Hellzapoppin'
                    
Director: H.C. Potter
Year:  1941
Rating: 8.0


I am not sure how much of the insanely paced no joke is too bad to be included genius of Hellzapoppin' can be credited to the comic team of Ole Olsen and Chic Johnson, but I would expect most of it. This is a work of frantic surrealistic mayhem that Dali would have orgasmed to. They also had the assistance of writer Nat Perrin who had been involved in some of the Marx Brothers films including that anarchistic masterpiece Duck Soup that seems to have partly inspired the comic soul of this film. Olsen and Johnson had been huge stars in vaudeville and Broadway going all the way back to 1918 and had an enormous hit on Broadway with Hellzapoppin' that ran for 3 years.




The show like the film was apparently a mad dash of sight gags, puns, lunacy, singing and dancing, audience participation all at 1000 miles per hour. The film does its best to keep up. I expect director H.C. Potter who was behind such staid films as The Farmer’s Daughter, The Story of Vernon and Irene Castle and Mr. Blanding Builds his Dream House simply said “action” and then stood by and watched.





There is no plot to this film that really matters – it is a clothesline of sorts to hang all the jokes on – it begins with a musical number that takes place in Hell and then commences to shatter the dimension between film and audience (the fourth wall) and film and film. It is sort of like trying to figure out where God came from – where does it all begin. A film within a film within an insane asylum? They not only communicate with the movie audience but also with the projectionist who just happens to be played by Shemp Howard who was one of the Three Stooges and brother to Moe and Curly.

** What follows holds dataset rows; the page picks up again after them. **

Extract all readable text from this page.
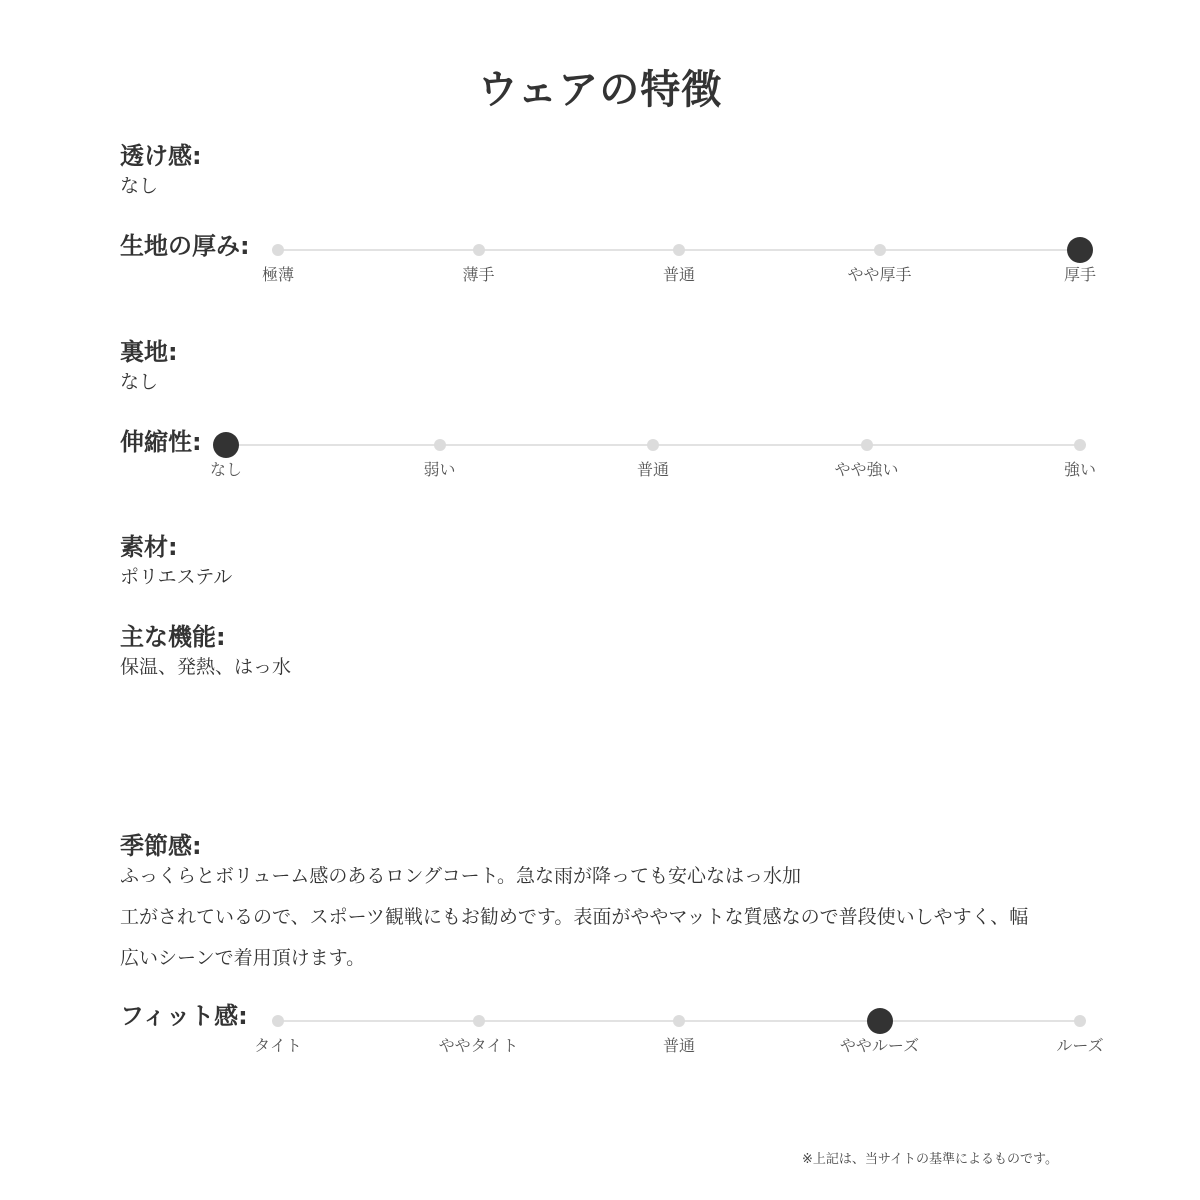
ウェアの特徴
透け感:
なし
生地の厚み:
極薄	薄手	普通	やや厚手	厚手
裏地:
なし
伸縮性:
なし	弱い	普通	やや強い	強い
素材:
ポリエステル
主な機能:
保温、発熱、はっ水
季節感:
ふっくらとボリューム感のあるロングコート。急な雨が降っても安心なはっ水加
工がされているので、スポーツ観戦にもお勧めです。表面がややマットな質感なので普段使いしやすく、幅
広いシーンで着用頂けます。
フィット感:
タイト	ややタイト	普通	ややルーズ	ルーズ
※上記は、当サイトの基準によるものです。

Shemp keeps screwing up the film because he is trying to seduce a large behemoth of a blonde while running the film. At times he runs the film backwards. Meanwhile somewhere in all of this are some musical numbers – a couple from Martha Raye nicknamed “Big Mouth” in real life and also the classic Lindy dance number by the black dance troupe Whitey’s Lindy Hoppers who also had a number in The Day at the Races.





Chic Johnson died in 1962 and Ole Olsen followed him a year later – literally followed him as they were buried next to one another.